Identity Crisis

Fusione Italiano comes to London

Identità Golose is a gastronomic conference which brings together some of Italy’s most prestigious chefs to demonstrate to each other the dishes on which their reputations depend. (The artisanal cooks from the legendary trattoria and hosteria celebrated by Slow Food are conspicuous by their absence.) This year the Big Toques travelled to London, their first annual meeting outside Italy’s borders. Over two days, sixteen chefs held forth on stage at Vinopolis: fourteen from Italy, one from Copenhagen, one from Sao Paulo and two from London. (Their names and details are on the Identità website: http://www.identitalondon.com/

 

These sixteen chefs had among them garnered a grand total of 26 Michelin stars.

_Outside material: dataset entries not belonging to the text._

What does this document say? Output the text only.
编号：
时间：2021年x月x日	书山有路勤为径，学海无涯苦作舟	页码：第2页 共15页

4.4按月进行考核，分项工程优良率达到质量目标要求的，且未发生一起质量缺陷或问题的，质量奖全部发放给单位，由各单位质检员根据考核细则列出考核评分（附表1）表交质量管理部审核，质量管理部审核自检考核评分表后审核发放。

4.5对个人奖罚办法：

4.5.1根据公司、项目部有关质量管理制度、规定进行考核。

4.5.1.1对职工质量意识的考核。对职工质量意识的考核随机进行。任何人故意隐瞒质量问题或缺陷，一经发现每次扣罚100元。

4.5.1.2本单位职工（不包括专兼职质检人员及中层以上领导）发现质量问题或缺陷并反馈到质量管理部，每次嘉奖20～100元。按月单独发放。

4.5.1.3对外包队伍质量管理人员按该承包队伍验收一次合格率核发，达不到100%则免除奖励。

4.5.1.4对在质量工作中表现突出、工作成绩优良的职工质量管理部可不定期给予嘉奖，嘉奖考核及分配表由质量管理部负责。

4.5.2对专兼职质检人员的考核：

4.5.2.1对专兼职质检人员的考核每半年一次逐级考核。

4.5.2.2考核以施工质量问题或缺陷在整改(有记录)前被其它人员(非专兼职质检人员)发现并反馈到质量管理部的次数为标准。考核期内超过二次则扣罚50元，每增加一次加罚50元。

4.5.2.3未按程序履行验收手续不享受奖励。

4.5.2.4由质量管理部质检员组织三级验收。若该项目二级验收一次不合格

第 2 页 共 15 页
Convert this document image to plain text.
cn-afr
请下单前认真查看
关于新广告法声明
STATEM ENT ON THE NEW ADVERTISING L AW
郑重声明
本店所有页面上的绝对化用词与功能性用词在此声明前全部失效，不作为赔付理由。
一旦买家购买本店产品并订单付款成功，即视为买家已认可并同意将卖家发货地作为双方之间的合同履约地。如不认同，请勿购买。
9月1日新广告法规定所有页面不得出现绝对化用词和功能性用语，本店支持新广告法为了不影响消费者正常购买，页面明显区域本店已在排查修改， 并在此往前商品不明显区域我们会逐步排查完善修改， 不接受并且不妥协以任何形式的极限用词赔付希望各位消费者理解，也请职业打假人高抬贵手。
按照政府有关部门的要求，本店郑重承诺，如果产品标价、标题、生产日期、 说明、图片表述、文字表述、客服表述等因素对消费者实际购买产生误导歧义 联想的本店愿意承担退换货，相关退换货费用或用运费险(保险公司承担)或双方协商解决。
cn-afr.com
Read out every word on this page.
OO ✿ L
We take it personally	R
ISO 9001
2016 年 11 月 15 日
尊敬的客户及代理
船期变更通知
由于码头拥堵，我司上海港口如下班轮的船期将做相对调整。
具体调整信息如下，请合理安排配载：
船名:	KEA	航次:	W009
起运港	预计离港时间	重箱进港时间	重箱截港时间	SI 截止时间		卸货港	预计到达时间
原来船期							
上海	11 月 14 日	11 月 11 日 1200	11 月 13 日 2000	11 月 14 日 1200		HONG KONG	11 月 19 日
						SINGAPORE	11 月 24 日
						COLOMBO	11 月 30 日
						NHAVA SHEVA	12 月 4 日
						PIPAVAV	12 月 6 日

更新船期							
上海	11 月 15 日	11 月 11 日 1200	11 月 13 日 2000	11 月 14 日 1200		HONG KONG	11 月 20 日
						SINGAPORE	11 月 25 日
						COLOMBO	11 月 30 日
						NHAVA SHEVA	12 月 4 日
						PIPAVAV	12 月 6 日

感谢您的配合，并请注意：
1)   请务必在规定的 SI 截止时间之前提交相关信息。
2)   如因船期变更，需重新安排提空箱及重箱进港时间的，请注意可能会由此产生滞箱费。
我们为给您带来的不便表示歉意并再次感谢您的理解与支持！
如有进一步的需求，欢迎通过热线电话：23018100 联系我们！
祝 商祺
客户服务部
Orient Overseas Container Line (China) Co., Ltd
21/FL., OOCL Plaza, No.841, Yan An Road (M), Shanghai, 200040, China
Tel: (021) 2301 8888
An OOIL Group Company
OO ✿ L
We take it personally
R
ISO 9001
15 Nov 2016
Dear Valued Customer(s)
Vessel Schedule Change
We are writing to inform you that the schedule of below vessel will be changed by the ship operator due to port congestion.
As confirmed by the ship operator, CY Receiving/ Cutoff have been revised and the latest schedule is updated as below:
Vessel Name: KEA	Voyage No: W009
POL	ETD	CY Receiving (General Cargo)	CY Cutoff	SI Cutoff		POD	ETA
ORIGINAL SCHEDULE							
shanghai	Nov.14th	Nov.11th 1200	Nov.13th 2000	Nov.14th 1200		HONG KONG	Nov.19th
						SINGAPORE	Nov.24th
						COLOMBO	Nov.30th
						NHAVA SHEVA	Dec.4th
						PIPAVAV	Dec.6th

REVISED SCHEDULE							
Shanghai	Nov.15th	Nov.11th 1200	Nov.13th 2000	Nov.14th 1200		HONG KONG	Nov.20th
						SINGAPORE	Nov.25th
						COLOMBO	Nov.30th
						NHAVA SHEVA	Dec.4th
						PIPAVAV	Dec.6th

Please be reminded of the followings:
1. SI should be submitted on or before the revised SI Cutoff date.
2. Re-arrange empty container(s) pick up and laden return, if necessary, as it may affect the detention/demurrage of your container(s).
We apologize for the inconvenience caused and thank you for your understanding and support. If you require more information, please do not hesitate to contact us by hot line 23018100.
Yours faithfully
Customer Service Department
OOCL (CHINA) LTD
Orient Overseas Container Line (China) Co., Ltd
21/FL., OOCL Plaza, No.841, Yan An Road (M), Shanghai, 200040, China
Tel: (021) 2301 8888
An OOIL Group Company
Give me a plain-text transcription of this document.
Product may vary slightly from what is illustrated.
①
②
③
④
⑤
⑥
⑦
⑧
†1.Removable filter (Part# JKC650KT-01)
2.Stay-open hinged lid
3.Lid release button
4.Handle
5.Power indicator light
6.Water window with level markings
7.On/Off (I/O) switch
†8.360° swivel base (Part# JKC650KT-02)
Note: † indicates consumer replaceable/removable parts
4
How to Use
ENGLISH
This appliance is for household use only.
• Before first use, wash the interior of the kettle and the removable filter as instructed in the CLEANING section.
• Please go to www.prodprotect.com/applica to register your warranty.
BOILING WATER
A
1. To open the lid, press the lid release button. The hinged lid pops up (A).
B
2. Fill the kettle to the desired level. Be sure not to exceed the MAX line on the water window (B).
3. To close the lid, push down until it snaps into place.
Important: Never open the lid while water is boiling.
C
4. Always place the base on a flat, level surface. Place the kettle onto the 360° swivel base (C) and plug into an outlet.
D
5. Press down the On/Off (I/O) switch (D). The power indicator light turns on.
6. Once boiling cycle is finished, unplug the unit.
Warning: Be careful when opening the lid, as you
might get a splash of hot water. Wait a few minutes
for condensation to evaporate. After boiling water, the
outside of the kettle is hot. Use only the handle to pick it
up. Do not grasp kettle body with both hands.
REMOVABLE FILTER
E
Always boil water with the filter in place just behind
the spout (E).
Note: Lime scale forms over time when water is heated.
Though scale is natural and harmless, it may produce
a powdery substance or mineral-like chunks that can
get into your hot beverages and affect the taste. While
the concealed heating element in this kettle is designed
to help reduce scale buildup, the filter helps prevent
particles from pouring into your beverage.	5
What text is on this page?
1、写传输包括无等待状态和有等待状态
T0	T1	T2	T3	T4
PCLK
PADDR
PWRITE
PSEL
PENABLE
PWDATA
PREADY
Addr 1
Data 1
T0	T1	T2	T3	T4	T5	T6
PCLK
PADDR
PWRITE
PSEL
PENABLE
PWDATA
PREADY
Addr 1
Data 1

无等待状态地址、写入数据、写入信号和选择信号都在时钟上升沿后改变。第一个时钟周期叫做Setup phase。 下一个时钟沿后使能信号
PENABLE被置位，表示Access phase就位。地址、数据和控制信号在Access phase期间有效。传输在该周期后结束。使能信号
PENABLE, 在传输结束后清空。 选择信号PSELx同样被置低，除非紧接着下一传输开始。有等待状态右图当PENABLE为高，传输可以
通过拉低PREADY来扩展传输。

Not surprisingly, in demo after demo the neo-Michelin ethos was exemplified by certain constantly recurring techniques. Foremost among these was sous-vide, God’s gift to the assembly-line kitchen. Born in 1988 in an R&D lab at Nestlé in Switzerland, this began as a method of mass production cooking for precooked vacuum-packed meats sold refrigerated in supermarkets. Under the proper conditions, it extended the shelf life to 45 days. Michel Guerard was consulting chef to Nestlé at the time, and he began to use the technique at Eugenie Les Bains for his “lite” cuisine minceur. The rest is history.

 

Several chefs fervently berated fusion cooking and molecular gastronomy and then proceeded to practice them. Highly concentrated infusions were displayed which, we were told, cost a thousand quid a litre. There were thin crisp wafers consisting of dehydrated stock. Dish after dish was a punning recreation of some culinary cliché with totally different ingredients – a succession of up-market vegeburgers.

 

Launching into the penultimate demo, Angela Hartnett, Gordon Ramsey’s protégé at Murano,  remarked that she didn’t make much use of sous-vide. As she began to sauté her caramelised sweetbreads, the hall filled with the rich odour of the maillard effect – the first time in two days that meat and hot metal had come into direct contact. This dish, she told us, was a favourite of Michael Winner’s. I forgave him all those terrible TV ads.

 

At the end of the day, the other occupant of the men’s loo was a burly English chef. “Angela was the only one who cooked,” he snorted. “The rest were just assembling.” He paused to zip up his fly. “Those Italians – they talk too much.”